Le premier gouvernement taliban, en 1996, a repris la politique anti-persane des années 1930 et s’est efforcé de préserver le monopole de la langue pachtoune et des pachtounes en politique.

En regardant cette histoire, la survie du persan en tant que langue d’État et d’éducation en Afghanistan a largement dépendu du pouvoir des Pachtounes urbains pro-perses et des Tadjiks de langue persane. Avec le retour des talibans au pouvoir en août 2021, la position de la langue persane s’est à nouveau fragilisée. Cela s’est également fait au prix de la marginalisation de la population de langue persane et de l’atteinte à ses droits à la participation politique.

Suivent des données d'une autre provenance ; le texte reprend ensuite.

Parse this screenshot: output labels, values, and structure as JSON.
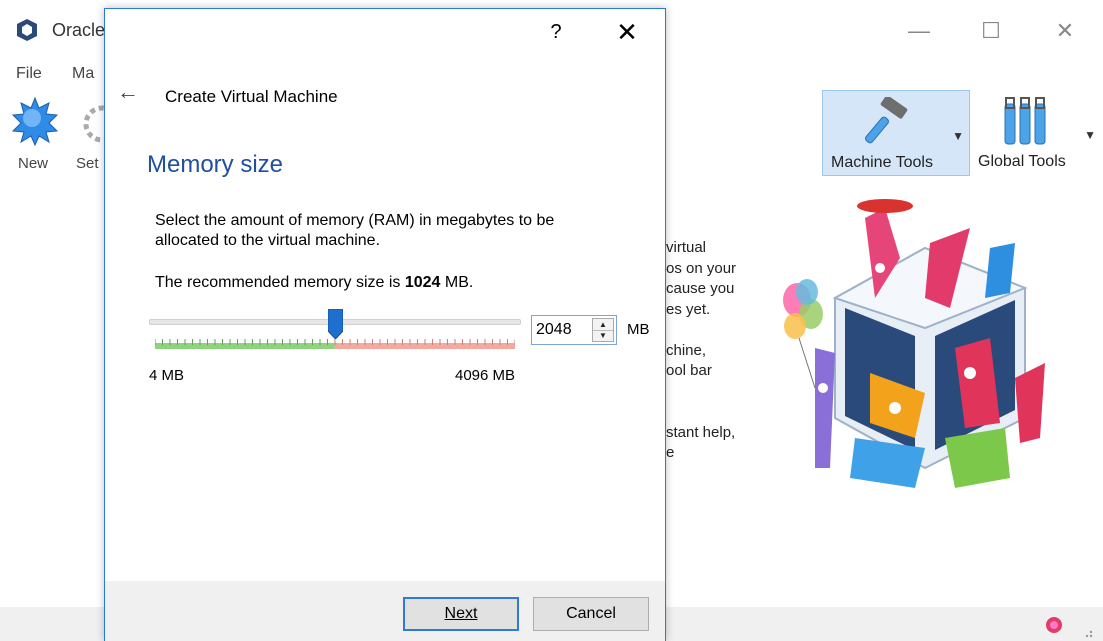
{
  "main_window": {
    "title": "Oracle",
    "controls": {
      "minimize": "—",
      "maximize": "☐",
      "close": "✕"
    },
    "menu": [
      "File",
      "Ma"
    ],
    "toolbar": {
      "new_label": "New",
      "settings_label": "Set"
    },
    "tools": {
      "machine_tools": "Machine Tools",
      "global_tools": "Global Tools",
      "dropdown": "▼"
    },
    "welcome_lines": [
      "virtual",
      "os on your",
      "cause you",
      "es yet.",
      "",
      "chine,",
      "ool bar",
      "",
      "",
      "stant help,",
      "e"
    ]
  },
  "dialog": {
    "help": "?",
    "close": "✕",
    "back_icon": "←",
    "heading": "Create Virtual Machine",
    "page_title": "Memory size",
    "description": "Select the amount of memory (RAM) in megabytes to be allocated to the virtual machine.",
    "recommendation_prefix": "The recommended memory size is ",
    "recommendation_value": "1024",
    "recommendation_suffix": " MB.",
    "slider": {
      "min": 4,
      "max": 4096,
      "value": 2048,
      "recommended": 1024
    },
    "min_label": "4 MB",
    "max_label": "4096 MB",
    "memory_input": "2048",
    "unit": "MB",
    "buttons": {
      "next": "Next",
      "cancel": "Cancel"
    }
  },
  "colors": {
    "accent": "#2b79d6",
    "title_blue": "#1f4f9e",
    "safe": "#8fd27f",
    "warn": "#f3a9a0",
    "handle": "#1e6fd0"
  }
}
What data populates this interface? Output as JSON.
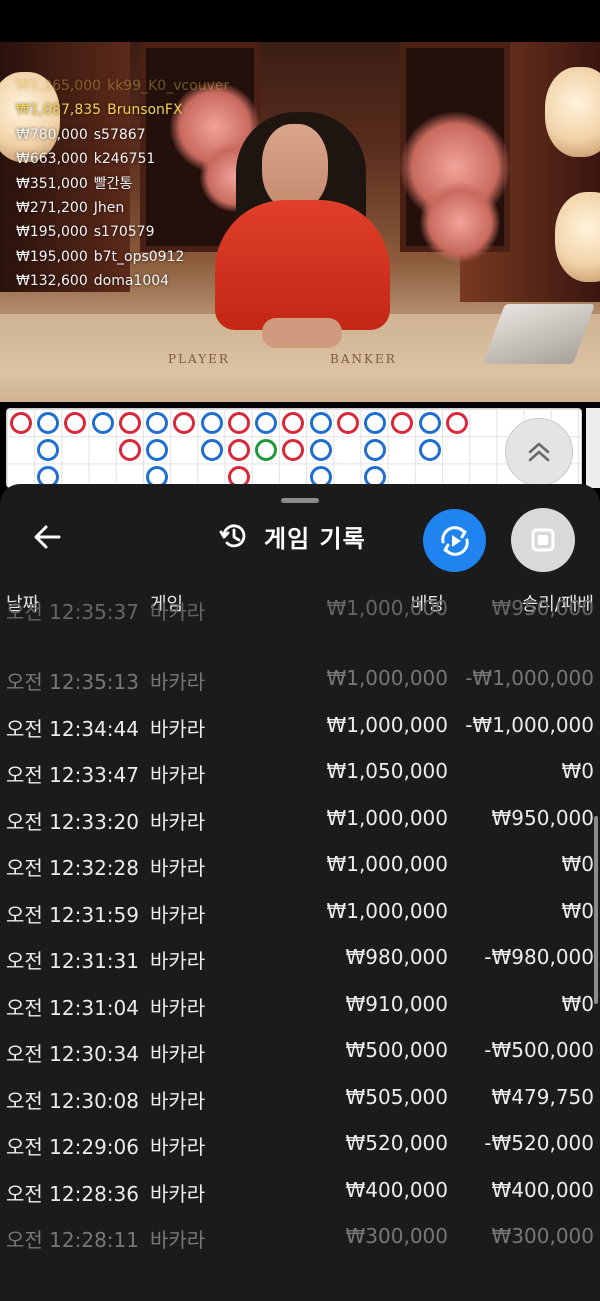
{
  "leaderboard": [
    {
      "amount": "₩1,365,000",
      "name": "kk99_K0_vcouver"
    },
    {
      "amount": "₩1,087,835",
      "name": "BrunsonFX"
    },
    {
      "amount": "₩780,000",
      "name": "s57867"
    },
    {
      "amount": "₩663,000",
      "name": "k246751"
    },
    {
      "amount": "₩351,000",
      "name": "빨간통"
    },
    {
      "amount": "₩271,200",
      "name": "Jhen"
    },
    {
      "amount": "₩195,000",
      "name": "s170579"
    },
    {
      "amount": "₩195,000",
      "name": "b7t_ops0912"
    },
    {
      "amount": "₩132,600",
      "name": "doma1004"
    }
  ],
  "table_labels": {
    "player": "PLAYER",
    "banker": "BANKER"
  },
  "roadmap": {
    "colors": {
      "banker": "#1e6fd0",
      "player": "#d8283a",
      "tie": "#1f9a3a"
    }
  },
  "panel": {
    "title": "게임 기록",
    "icons": {
      "back": "arrow-left-icon",
      "history": "history-clock-icon",
      "video": "video-replay-icon",
      "stop": "stop-icon",
      "expand": "chevron-up-double-icon"
    },
    "accent_color": "#1f83f0",
    "columns": {
      "date": "날짜",
      "game": "게임",
      "bet": "베팅",
      "result": "승리/패배"
    },
    "partial_top_row": {
      "date": "오전 12:35:37",
      "game": "바카라",
      "bet": "₩1,000,000",
      "result": "₩950,000"
    },
    "rows": [
      {
        "date": "오전 12:35:13",
        "game": "바카라",
        "bet": "₩1,000,000",
        "result": "-₩1,000,000"
      },
      {
        "date": "오전 12:34:44",
        "game": "바카라",
        "bet": "₩1,000,000",
        "result": "-₩1,000,000"
      },
      {
        "date": "오전 12:33:47",
        "game": "바카라",
        "bet": "₩1,050,000",
        "result": "₩0"
      },
      {
        "date": "오전 12:33:20",
        "game": "바카라",
        "bet": "₩1,000,000",
        "result": "₩950,000"
      },
      {
        "date": "오전 12:32:28",
        "game": "바카라",
        "bet": "₩1,000,000",
        "result": "₩0"
      },
      {
        "date": "오전 12:31:59",
        "game": "바카라",
        "bet": "₩1,000,000",
        "result": "₩0"
      },
      {
        "date": "오전 12:31:31",
        "game": "바카라",
        "bet": "₩980,000",
        "result": "-₩980,000"
      },
      {
        "date": "오전 12:31:04",
        "game": "바카라",
        "bet": "₩910,000",
        "result": "₩0"
      },
      {
        "date": "오전 12:30:34",
        "game": "바카라",
        "bet": "₩500,000",
        "result": "-₩500,000"
      },
      {
        "date": "오전 12:30:08",
        "game": "바카라",
        "bet": "₩505,000",
        "result": "₩479,750"
      },
      {
        "date": "오전 12:29:06",
        "game": "바카라",
        "bet": "₩520,000",
        "result": "-₩520,000"
      },
      {
        "date": "오전 12:28:36",
        "game": "바카라",
        "bet": "₩400,000",
        "result": "₩400,000"
      },
      {
        "date": "오전 12:28:11",
        "game": "바카라",
        "bet": "₩300,000",
        "result": "₩300,000"
      }
    ]
  }
}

La convergence des antipersanismes

Il est important de noter que depuis le début des années 1930 jusqu’à aujourd’hui, la question linguistique a été utilisée par le groupe dominant comme un instrument pour promouvoir l’identité nationale pachtoune et marginaliser les non-Pachtounes en Afghanistan. Les politiques et pratiques linguistiques des talibans ne s’écartent pas de ce principe. Cependant, contrairement à l’anti-persianisme des élites pachtounes urbaines, qui est enraciné dans leur quête d’hégémonie, l’anti-persianisme des talibans a aussi des sous-entendus tribaux et deobandi.

Alors que les élites pachtounes ont été exposées à la littérature et à la langue persanes dans leur vie quotidienne, les talibans se sont largement situés en dehors de la sphère d’influence persane. Les lettrés persans en Afghanistan sont en grande partie composés de Pachtounes , de Tadjiks , de Hazaras et d’ Ouzbeks urbains , qui parlent le persan comme première langue ou sont éduqués en persan. La direction talibane et les masses talibanes ne font pas partie de ces lettrés persans. Ils n’ont aucune connaissance de la littérature islamique persane et ne montrent aucune empathie envers l’islam pratiqué par les masses persanophones en Afghanistan.

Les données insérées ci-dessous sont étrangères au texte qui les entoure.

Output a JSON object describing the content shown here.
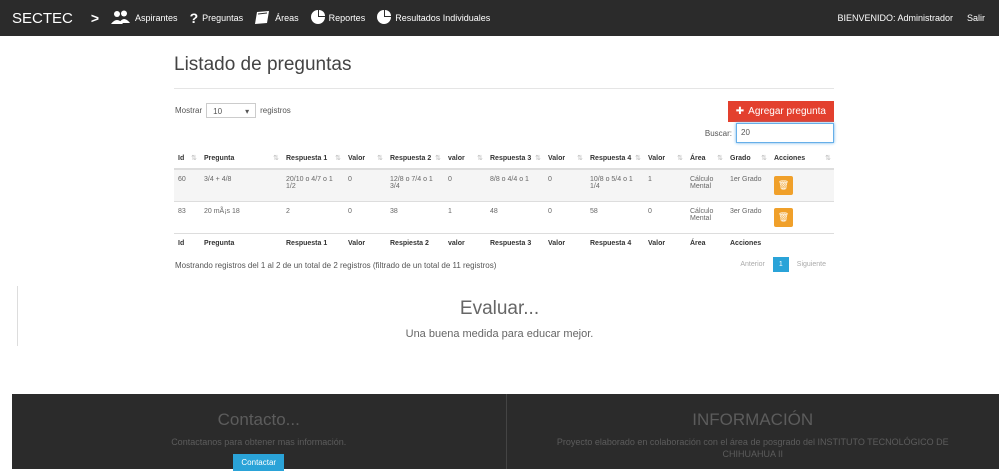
{
  "nav": {
    "brand": "SECTEC",
    "items": [
      {
        "label": "Aspirantes",
        "icon": "users-icon"
      },
      {
        "label": "Preguntas",
        "icon": "question-icon"
      },
      {
        "label": "Áreas",
        "icon": "book-icon"
      },
      {
        "label": "Reportes",
        "icon": "pie-chart-icon"
      },
      {
        "label": "Resultados Individuales",
        "icon": "pie-chart-icon"
      }
    ],
    "welcome": "BIENVENIDO: Administrador",
    "logout": "Salir"
  },
  "page": {
    "title": "Listado de preguntas",
    "show_label": "Mostrar",
    "show_value": "10",
    "records_label": "registros",
    "add_button": "Agregar pregunta",
    "search_label": "Buscar:",
    "search_value": "20"
  },
  "table": {
    "headers": [
      "Id",
      "Pregunta",
      "Respuesta 1",
      "Valor",
      "Respuesta 2",
      "valor",
      "Respuesta 3",
      "Valor",
      "Respuesta 4",
      "Valor",
      "Área",
      "Grado",
      "Acciones"
    ],
    "footer_headers": [
      "Id",
      "Pregunta",
      "Respuesta 1",
      "Valor",
      "Respiesta 2",
      "valor",
      "Respuesta 3",
      "Valor",
      "Respuesta 4",
      "Valor",
      "Área",
      "Acciones"
    ],
    "rows": [
      {
        "id": "60",
        "pregunta": "3/4 + 4/8",
        "r1": "20/10 o 4/7 o 1 1/2",
        "v1": "0",
        "r2": "12/8 o 7/4 o 1 3/4",
        "v2": "0",
        "r3": "8/8 o 4/4 o 1",
        "v3": "0",
        "r4": "10/8 o 5/4 o 1 1/4",
        "v4": "1",
        "area": "Cálculo Mental",
        "grado": "1er Grado"
      },
      {
        "id": "83",
        "pregunta": "20 mÃ¡s 18",
        "r1": "2",
        "v1": "0",
        "r2": "38",
        "v2": "1",
        "r3": "48",
        "v3": "0",
        "r4": "58",
        "v4": "0",
        "area": "Cálculo Mental",
        "grado": "3er Grado"
      }
    ],
    "info": "Mostrando registros del 1 al 2 de un total de 2 registros (filtrado de un total de 11 registros)",
    "prev": "Anterior",
    "page": "1",
    "next": "Siguiente"
  },
  "evaluar": {
    "title": "Evaluar...",
    "subtitle": "Una buena medida para educar mejor."
  },
  "footer": {
    "contact_title": "Contacto...",
    "contact_text": "Contactanos para obtener mas información.",
    "contact_button": "Contactar",
    "info_title": "INFORMACIÓN",
    "info_text": "Proyecto elaborado en colaboración con el área de posgrado del INSTITUTO TECNOLÓGICO DE CHIHUAHUA II"
  },
  "colors": {
    "navbar": "#2b2b2b",
    "add_button": "#e3402e",
    "delete_button": "#f0a02a",
    "accent": "#2aa3d8"
  }
}
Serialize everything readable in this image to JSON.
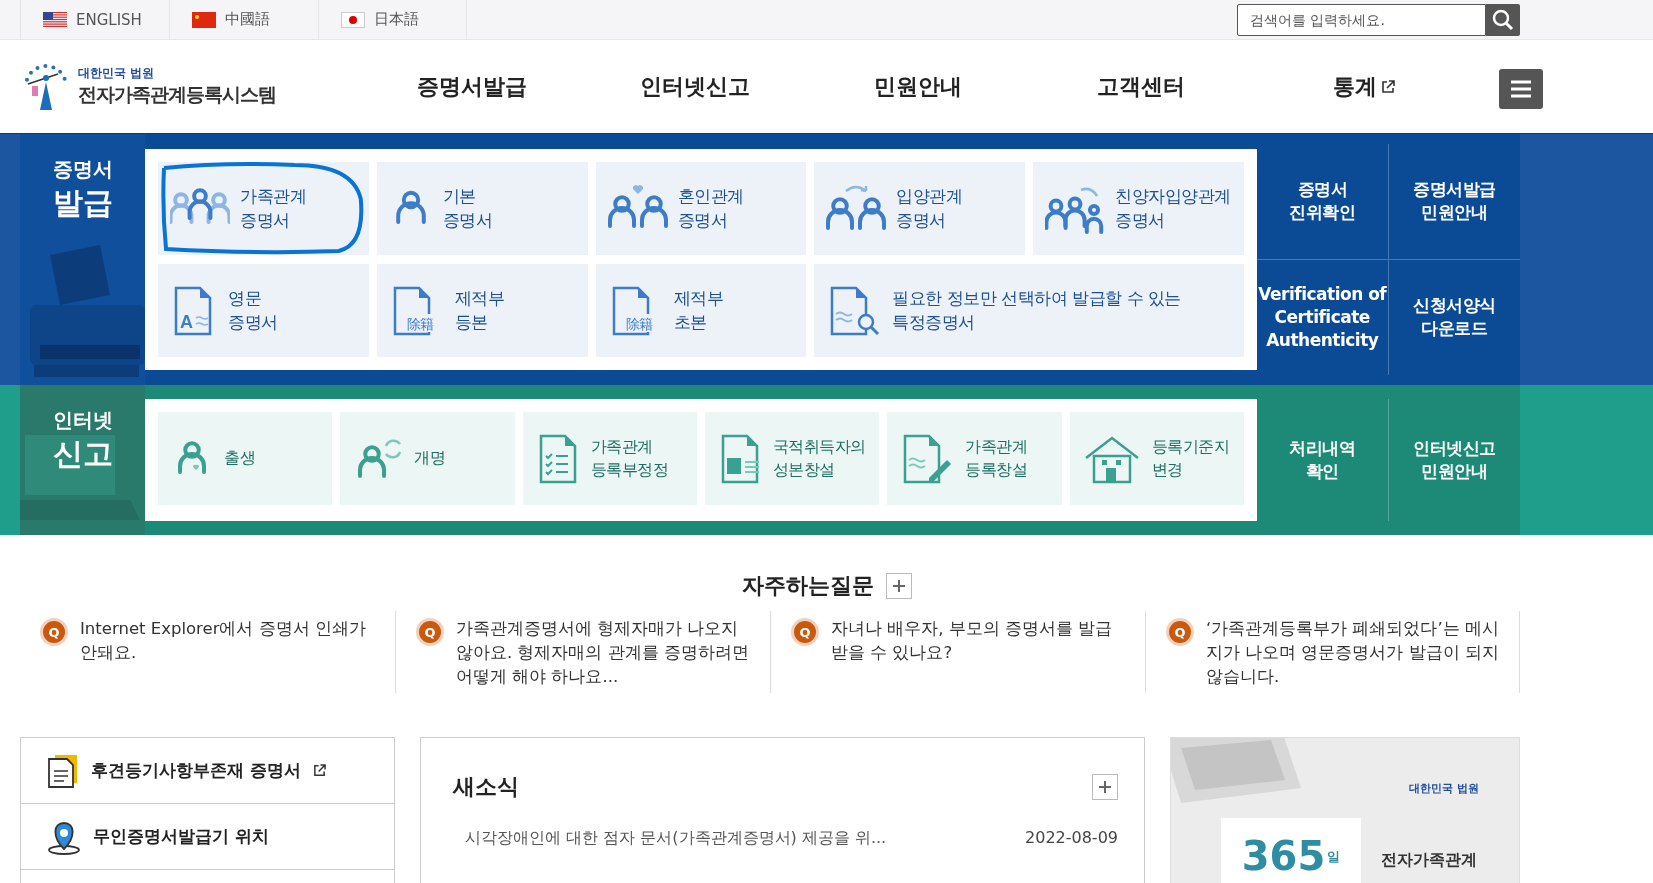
{
  "languages": [
    {
      "label": "ENGLISH",
      "kind": "us"
    },
    {
      "label": "中國語",
      "kind": "cn"
    },
    {
      "label": "日本語",
      "kind": "jp"
    }
  ],
  "search": {
    "placeholder": "검색어를 입력하세요."
  },
  "logo": {
    "org": "대한민국 법원",
    "system": "전자가족관계등록시스템"
  },
  "nav": [
    {
      "label": "증명서발급",
      "external": false
    },
    {
      "label": "인터넷신고",
      "external": false
    },
    {
      "label": "민원안내",
      "external": false
    },
    {
      "label": "고객센터",
      "external": false
    },
    {
      "label": "통계",
      "external": true
    }
  ],
  "certificate_section": {
    "title_top": "증명서",
    "title_main": "발급",
    "tiles": [
      {
        "kind": "family",
        "label": "가족관계\n증명서",
        "wide": false,
        "circled": true
      },
      {
        "kind": "person",
        "label": "기본\n증명서",
        "wide": false,
        "circled": false
      },
      {
        "kind": "couple",
        "label": "혼인관계\n증명서",
        "wide": false,
        "circled": false
      },
      {
        "kind": "adopt",
        "label": "입양관계\n증명서",
        "wide": false,
        "circled": false
      },
      {
        "kind": "adopt3",
        "label": "친양자입양관계\n증명서",
        "wide": false,
        "circled": false
      },
      {
        "kind": "english",
        "icon_text": "A",
        "label": "영문\n증명서",
        "wide": false,
        "circled": false
      },
      {
        "kind": "removed",
        "icon_text": "除籍",
        "label": "제적부\n등본",
        "wide": false,
        "circled": false
      },
      {
        "kind": "removed",
        "icon_text": "除籍",
        "label": "제적부\n초본",
        "wide": false,
        "circled": false
      },
      {
        "kind": "search",
        "label": "필요한 정보만 선택하여 발급할 수 있는\n특정증명서",
        "wide": true,
        "circled": false
      }
    ],
    "links": [
      "증명서\n진위확인",
      "증명서발급\n민원안내",
      "Verification of\nCertificate\nAuthenticity",
      "신청서양식\n다운로드"
    ]
  },
  "report_section": {
    "title_top": "인터넷",
    "title_main": "신고",
    "tiles": [
      {
        "kind": "birth",
        "label": "출생"
      },
      {
        "kind": "rename",
        "label": "개명"
      },
      {
        "kind": "checklist",
        "label": "가족관계\n등록부정정"
      },
      {
        "kind": "idcard",
        "label": "국적취득자의\n성본창설"
      },
      {
        "kind": "pen",
        "label": "가족관계\n등록창설"
      },
      {
        "kind": "house",
        "label": "등록기준지\n변경"
      }
    ],
    "links": [
      "처리내역\n확인",
      "인터넷신고\n민원안내"
    ]
  },
  "faq": {
    "title": "자주하는질문",
    "items": [
      {
        "badge": "Q",
        "text": "Internet Explorer에서 증명서 인쇄가 안돼요."
      },
      {
        "badge": "Q",
        "text": "가족관계증명서에 형제자매가 나오지 않아요. 형제자매의 관계를 증명하려면 어떻게 해야 하나요..."
      },
      {
        "badge": "Q",
        "text": "자녀나 배우자, 부모의 증명서를 발급 받을 수 있나요?"
      },
      {
        "badge": "Q",
        "text": "‘가족관계등록부가 폐쇄되었다’는 메시지가 나오며 영문증명서가 발급이 되지 않습니다."
      }
    ]
  },
  "quick_links": [
    {
      "kind": "document",
      "label": "후견등기사항부존재 증명서",
      "external": true
    },
    {
      "kind": "pin",
      "label": "무인증명서발급기 위치",
      "external": false
    }
  ],
  "news": {
    "title": "새소식",
    "items": [
      {
        "text": "시각장애인에 대한 점자 문서(가족관계증명서) 제공을 위...",
        "date": "2022-08-09"
      }
    ]
  },
  "banner": {
    "org": "대한민국 법원",
    "number": "365",
    "unit": "일",
    "caption": "전자가족관계"
  }
}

En conséquence, la partie non tribale de la société pachtoune, ainsi que les non-pachtounes qui ont été initiés à l’islam par la littérature islamique persane, méprisent l’islam des talibans comme étranger à l’Afghanistan. La religion de l’islam en Afghanistan a été enseignée par des lettrés persans qui étaient conscients du point de convergence de la culture persane et de l’islam. Avec la diminution du nombre de madrassas persanes locales en Afghanistan, la direction religieuse est de plus en plus dépersianisée et constitue un danger pour l’islam local en Afghanistan. Le gouvernement taliban ne travaille qu’avec les éléments et les groupes parmi les non-Pachtounes qui ont une formation dans les madrassas deobandi et qui ont pachtounisé dans une certaine mesure.